Scorpio Rising: an amazing concoction of film collages, music and themes

Kenneth Anger, “Scorpio Rising” (1964)

One of the most amazing concoctions of film collages and music soundtracks, “Scorpio Rising” is perhaps Kenneth Anger’s most famous and influential film. It’s a showcase of Anger’s interest in outsider and gay sub-cultures, homoeroticism, and ritual behaviour and activity that result in transformation usually through the medium of sexual violence and death. The juxtaposition of various visual sequences in parallel can have read into it a connection between and among Roman Catholic belief, the attraction of cults (religious and political) and Anger’s ambivalent opinion about them, the role of ritual in sustaining such cults, and the place of violence and sacrifice in ritual practice that helps to sustain belief and restrain and keep people in their place.

On a basic level, the film follows a young biker, Scorpio, as he customises his bike and lavishes love and care upon it. He later dresses, slowly and carefully, in full biker gear before going to the bar where he and his friends usually hang out. They subject one of their own to a hazing that involves stripping and humiliating him and then possibly raping him. They then engage in a mock celebration of Mass culminating in one of the guys pissing into his helmet and offering it around to his flock.
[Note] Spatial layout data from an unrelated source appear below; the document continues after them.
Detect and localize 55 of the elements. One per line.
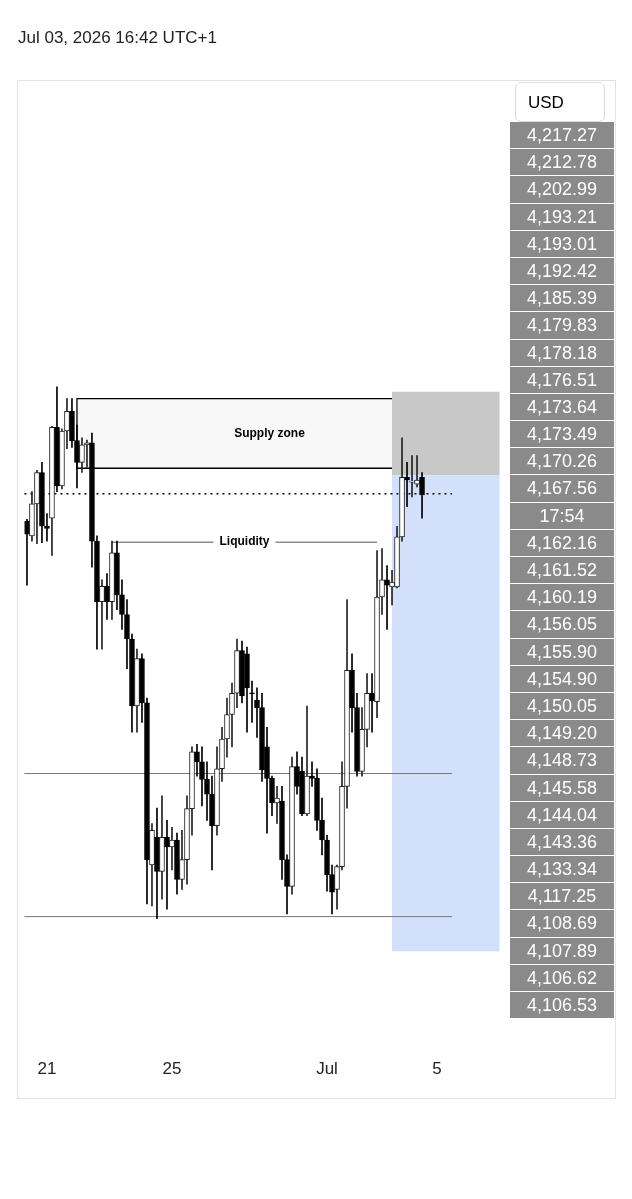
text: 4,107.89 — [510, 937, 614, 965]
candlestick — [384, 565, 390, 630]
text: 4,133.34 — [510, 856, 614, 884]
text: 4,149.20 — [510, 720, 614, 748]
text: 4,148.73 — [510, 747, 614, 775]
candlestick — [379, 548, 385, 615]
text: 4,193.21 — [510, 203, 614, 231]
text: 4,193.01 — [510, 230, 614, 258]
candlestick — [99, 579, 105, 650]
band-label: Supply zone — [234, 425, 306, 440]
text: 4,108.69 — [510, 910, 614, 938]
text: USD — [515, 82, 605, 122]
x-tick-label: 21 — [37, 1059, 57, 1079]
candlestick — [164, 820, 170, 910]
candlestick — [274, 785, 280, 824]
text: 4,170.26 — [510, 448, 614, 476]
candlestick — [24, 518, 30, 586]
text: 4,106.53 — [510, 992, 614, 1020]
text: 4,161.52 — [510, 557, 614, 585]
text: 4,106.62 — [510, 964, 614, 992]
chart-title: Jul 03, 2026 16:42 UTC+1 — [18, 28, 217, 48]
text: 4,179.83 — [510, 312, 614, 340]
text: 4,156.05 — [510, 611, 614, 639]
text: 4,185.39 — [510, 285, 614, 313]
text: 4,176.51 — [510, 366, 614, 394]
text: 4,145.58 — [510, 774, 614, 802]
candlestick — [369, 673, 375, 733]
text: 4,117.25 — [510, 883, 614, 911]
text: 17:54 — [510, 502, 614, 530]
candlestick — [44, 513, 50, 542]
text: 4,154.90 — [510, 665, 614, 693]
text: 4,178.18 — [510, 339, 614, 367]
candlestick — [254, 687, 260, 738]
candlestick — [169, 826, 175, 871]
text: 4,173.64 — [510, 393, 614, 422]
x-tick-label: 25 — [162, 1059, 182, 1079]
text: 4,212.78 — [510, 149, 614, 177]
candlestick — [309, 761, 315, 787]
candlestick — [409, 455, 415, 498]
ref-line-label: Liquidity — [219, 534, 270, 549]
text: 4,167.56 — [510, 475, 614, 503]
text: 4,162.16 — [510, 529, 614, 557]
text: 4,173.49 — [510, 421, 614, 449]
text: 4,202.99 — [510, 176, 614, 204]
text: 4,192.42 — [510, 257, 614, 286]
text: 4,143.36 — [510, 828, 614, 857]
x-tick-label: 5 — [432, 1059, 442, 1079]
text: 4,144.04 — [510, 801, 614, 829]
candlestick — [414, 455, 420, 488]
text: 4,150.05 — [510, 692, 614, 721]
x-tick-label: Jul — [316, 1059, 338, 1079]
text: 4,217.27 — [510, 122, 614, 150]
text: 4,160.19 — [510, 584, 614, 612]
candlestick — [249, 680, 255, 723]
text: 4,155.90 — [510, 638, 614, 666]
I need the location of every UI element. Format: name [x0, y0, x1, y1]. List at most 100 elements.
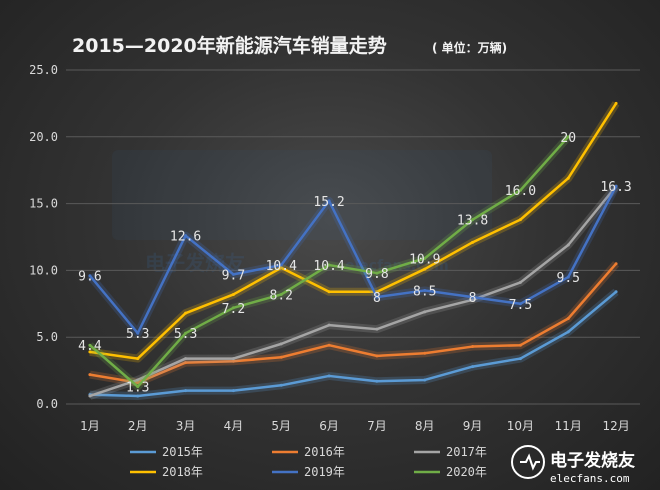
grid-lines — [66, 69, 640, 405]
x-tick-label: 3月 — [176, 419, 196, 433]
chart-title: 2015—2020年新能源汽车销量走势 — [72, 34, 387, 57]
data-point — [471, 240, 475, 244]
data-label: 10.4 — [266, 259, 297, 274]
data-label: 15.2 — [313, 195, 344, 210]
data-label: 9.6 — [78, 270, 101, 285]
data-point — [423, 351, 427, 355]
data-point — [136, 378, 140, 382]
series-line-2016年 — [89, 262, 618, 384]
data-point — [88, 343, 92, 347]
data-point — [518, 280, 522, 284]
data-label: 7.2 — [222, 302, 245, 317]
series-lines — [86, 101, 620, 400]
chart-subtitle: ( 单位：万辆) — [432, 40, 507, 55]
series-line-2019年 — [88, 185, 618, 335]
data-point — [231, 292, 235, 296]
data-label: 5.3 — [126, 327, 149, 342]
data-point — [614, 262, 618, 266]
data-point — [518, 302, 522, 306]
data-point — [184, 311, 188, 315]
y-tick-label: 0.0 — [36, 397, 58, 411]
x-tick-label: 1月 — [80, 419, 100, 433]
data-point — [423, 288, 427, 292]
data-label: 20 — [560, 131, 576, 146]
data-point — [423, 267, 427, 271]
data-point — [184, 357, 188, 361]
logo-icon — [511, 445, 545, 479]
data-point — [327, 374, 331, 378]
legend-label: 2015年 — [162, 445, 203, 459]
data-label: 9.8 — [365, 267, 388, 282]
data-label: 9.7 — [222, 268, 245, 283]
series-line-2018年 — [89, 102, 618, 360]
data-label: 7.5 — [509, 298, 532, 313]
data-point — [136, 357, 140, 361]
series-line-2017年 — [89, 185, 618, 398]
data-point — [231, 359, 235, 363]
data-point — [518, 188, 522, 192]
logo-wave-icon — [520, 453, 540, 471]
legend-label: 2017年 — [446, 445, 487, 459]
y-tick-label: 10.0 — [29, 263, 58, 277]
x-tick-label: 5月 — [271, 419, 291, 433]
data-point — [184, 361, 188, 365]
data-point — [375, 295, 379, 299]
data-point — [136, 381, 140, 385]
data-label: 10.9 — [409, 252, 440, 267]
x-tick-label: 6月 — [319, 419, 339, 433]
data-point — [88, 274, 92, 278]
data-point — [327, 323, 331, 327]
data-point — [184, 234, 188, 238]
data-point — [327, 290, 331, 294]
data-point — [423, 310, 427, 314]
y-tick-label: 20.0 — [29, 130, 58, 144]
logo-site: elecfans.com — [550, 472, 630, 485]
data-point — [279, 383, 283, 387]
series-line-2015年 — [89, 290, 617, 398]
data-point — [375, 354, 379, 358]
data-label: 8 — [373, 291, 381, 306]
data-point — [471, 345, 475, 349]
data-point — [518, 357, 522, 361]
data-point — [566, 330, 570, 334]
x-tick-label: 2月 — [128, 419, 148, 433]
data-point — [423, 378, 427, 382]
data-label: 8.2 — [270, 288, 293, 303]
legend: 2015年 2016年 2017年 2018年 2019年 2020年 — [130, 445, 487, 479]
data-point — [184, 331, 188, 335]
data-labels: 9.6 5.3 12.6 9.7 10.4 15.2 8 8.5 8 7.5 9.5 16.3 4.4 1… — [78, 131, 632, 396]
data-point — [88, 350, 92, 354]
data-point — [231, 357, 235, 361]
data-point — [614, 290, 618, 294]
legend-label: 2018年 — [162, 465, 203, 479]
data-point — [279, 263, 283, 267]
series-glow — [89, 288, 619, 400]
data-point — [88, 394, 92, 398]
data-point — [566, 135, 570, 139]
data-point — [327, 343, 331, 347]
data-point — [279, 355, 283, 359]
data-label: 4.4 — [78, 339, 102, 354]
logo: 电子发烧友 elecfans.com — [511, 445, 635, 485]
data-point — [136, 394, 140, 398]
title-group: 2015—2020年新能源汽车销量走势 ( 单位：万辆) — [72, 34, 507, 57]
x-tick-label: 12月 — [602, 419, 629, 433]
y-tick-label: 5.0 — [36, 330, 58, 344]
y-tick-label: 25.0 — [29, 63, 58, 77]
data-label: 8 — [469, 291, 477, 306]
data-label: 16.0 — [505, 184, 536, 199]
data-point — [231, 306, 235, 310]
x-tick-label: 11月 — [555, 419, 582, 433]
data-point — [375, 379, 379, 383]
data-point — [566, 243, 570, 247]
x-axis-ticks: 1月 2月 3月 4月 5月 6月 7月 8月 9月 10月 11月 12月 — [80, 419, 630, 433]
data-point — [471, 365, 475, 369]
x-tick-label: 4月 — [224, 419, 244, 433]
data-point — [518, 218, 522, 222]
data-point — [518, 343, 522, 347]
data-point — [471, 298, 475, 302]
data-point — [375, 290, 379, 294]
watermark-box — [112, 150, 492, 240]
The fun climaxes in a furious bike race in which someone falls and breaks his neck. The police are soon at the scene to cart everyone off to jail.

In amongst all that activity, Anger includes footage from an old Cecil B de Mille film (“King of Kings”) of Jesus restoring sight to a blind man and later mounting a donkey to enter Jerusalem, from which city we know he’ll never leave alive. Photographs and propaganda material showing Adolf Hitler as a saviour figure and Nazi swastikas also appear. It’s as if Anger wants his audience to infer that religious fervour for Christianity and its major figures is no different from Nazi fanaticism and that religion, political cults and youth sub-cultures are as one in celebrating their distinctive rituals, fetishising objects of worship, incorporating violence and death with sexual undertones in their most important celebrations, and using that violence and the transformation of sacrificial victims as a focus for releasing social tension and unease in a world that pays lip service to freedom and individuality but fiercely suppresses both.

About 13 deliberately chosen pop and rock songs of the mid-1960s, all used without permission, make up the soundtrack in a way such that they heighten the audience’s sense that a ritual is underway, that a sacrifice is being prepared and death (and the transformation that it represents) will be the crowning result of both the ritual and the film. The audience plays an active part in interpreting the music and the visuals to draw out meaning that would not exist with the music and the film apart and in isolation from one another. We are very much participants in the ritual when we watch this film.

The beauty (if such a thing can be said) about Kenneth Anger’s films is that they are precise enough and vague enough that audiences can read a myriad of messages that all overlap. One can read nostalgia, a love of dressing, fun and teenage rebellion into the film; darker themes such as uncritical hero worship and the close relation of sexual violence, death and repression also appear.